Luxon tries to make the Luxon lapel happen:
Prime Minister Christopher Luxon’s sartorial trademark is his silver fern lapel pin, attached to every suit jacket he owns. And he apparently wants everyone else to start doing the same.
Luxon told Beehive Diaries he gifted each of the new ministers one of the lapel pins, putting it on their name cards at the first Cabinet meeting of the new ministers. It has now started a bit of game to see which ministers are keenest to suck up to the new boss by wearing the pin.
Housing Minister Chris Bishop was a swift adopter. However, he quickly learned Luxon expected them not only to wear it, but to wear it well. Bishop had placed his pin far too low on his lapel, so Luxon swooped in to rectify the situation.
Bishop’s embrace of the Luxon lapel is unsurprising. Bishop had to borrow one of Luxon’s shirts during the coalition talks and decided he liked it so much that he’d keep the shirt and buy some new ones the same. Next we know, he’ll be shaving his head.
David Parker’s DIY disaster
Poor Labour MP David Parker has had a bad year and it got worse last week after some post-election DIY therapy went awry. Parker broke his leg, badly, while working on his holiday house.
Parker - who is actually a pretty proficient builder - said he was re-piling the wee bunkhouse at his crib in Karitane, near Dunedin, and building a deck and stairs in front of it - “ironically because I was worried someone would break their leg on the rotten deck”.
In the process of trying to dismantle the old verandah, it collapsed and he fell about two metres and hit one of the new flooring joists. The result was bad breaks to his tibia and fibula and part of his knee. He spent time in hospital after having surgery to put plates and screws in and was not allowed to put weight on it for six weeks.
“I’m actually quite a capable builder, and I’ve never been that stupid before.”
Parker said his daughter Ruby had been looking after him in Dunedin. “I’ve been so well taken care of by my friends and family. It’s been a beautiful thing, quite touching.”
He did show Beehive Diaries his x-rays but they are not pretty so we will spare eyes.
Parker will not be able to return to Parliament until next year. Instead, Parliament will have to come to him for him to be sworn in as an MP. The Clerk of the House will travel to Dunedin to do it.

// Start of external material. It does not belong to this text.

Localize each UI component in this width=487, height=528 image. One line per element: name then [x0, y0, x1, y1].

New ministers’ staff comings and goings
New ministers are slowly getting their staff into place, including some key hires in Finance Minister Nicola Willis’ office. Willis is bringing back some of the staff she worked with in her days as a staffer for former PM John Key. They are understood to include Paula Oliver, who was Key’s press secretary and then deputy chief of staff. Grant Johnston is also returning to the Beehive - he was Key’s economic adviser, originally out of Treasury.

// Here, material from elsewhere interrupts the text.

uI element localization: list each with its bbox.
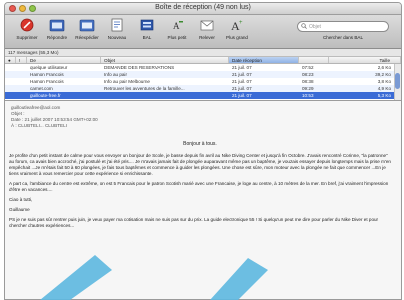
decorative-overlay <box>40 255 268 300</box>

On the outgoing side, Green Party press secretary Pearl Little has decided to go from the frying pan into the fire: Little left Parliament at the end of the week to take up her new job working for Wellington Mayor Tory Whanau. Little and Whanau have worked together before in Whanau’s previous life as the Green’s chief of staff. Little was originally in the Press Gallery and has managed to remain a popular soul with her former colleagues.
Has Shane Jones met his match?
One of the most interesting contests in the new Parliament is shaping up to be that between NZ First’s Shane Jones and Te Pāti Māori co-leader Debbie Ngarewa-Packer – and Jones may well have finally met his match.
Ngarewa-Packer is not one to hold back from kicking people in the slats if she thinks they need it, and clearly decided Jones needed it very much this week.
A joint appearance by the pair on 1News Breakfast on Tuesday, after Te Pāti Māori organised protest hikoi across the country, was very robust indeed. Even when Ngarewa-Packer wasn’t speaking, her facial expressions were doing it for her. At the end, the presenter Anna Burns-Francis’ mic was still on when it cut to the ad break and she noted to her colleagues: “I feel like I’ve just done seven rounds.”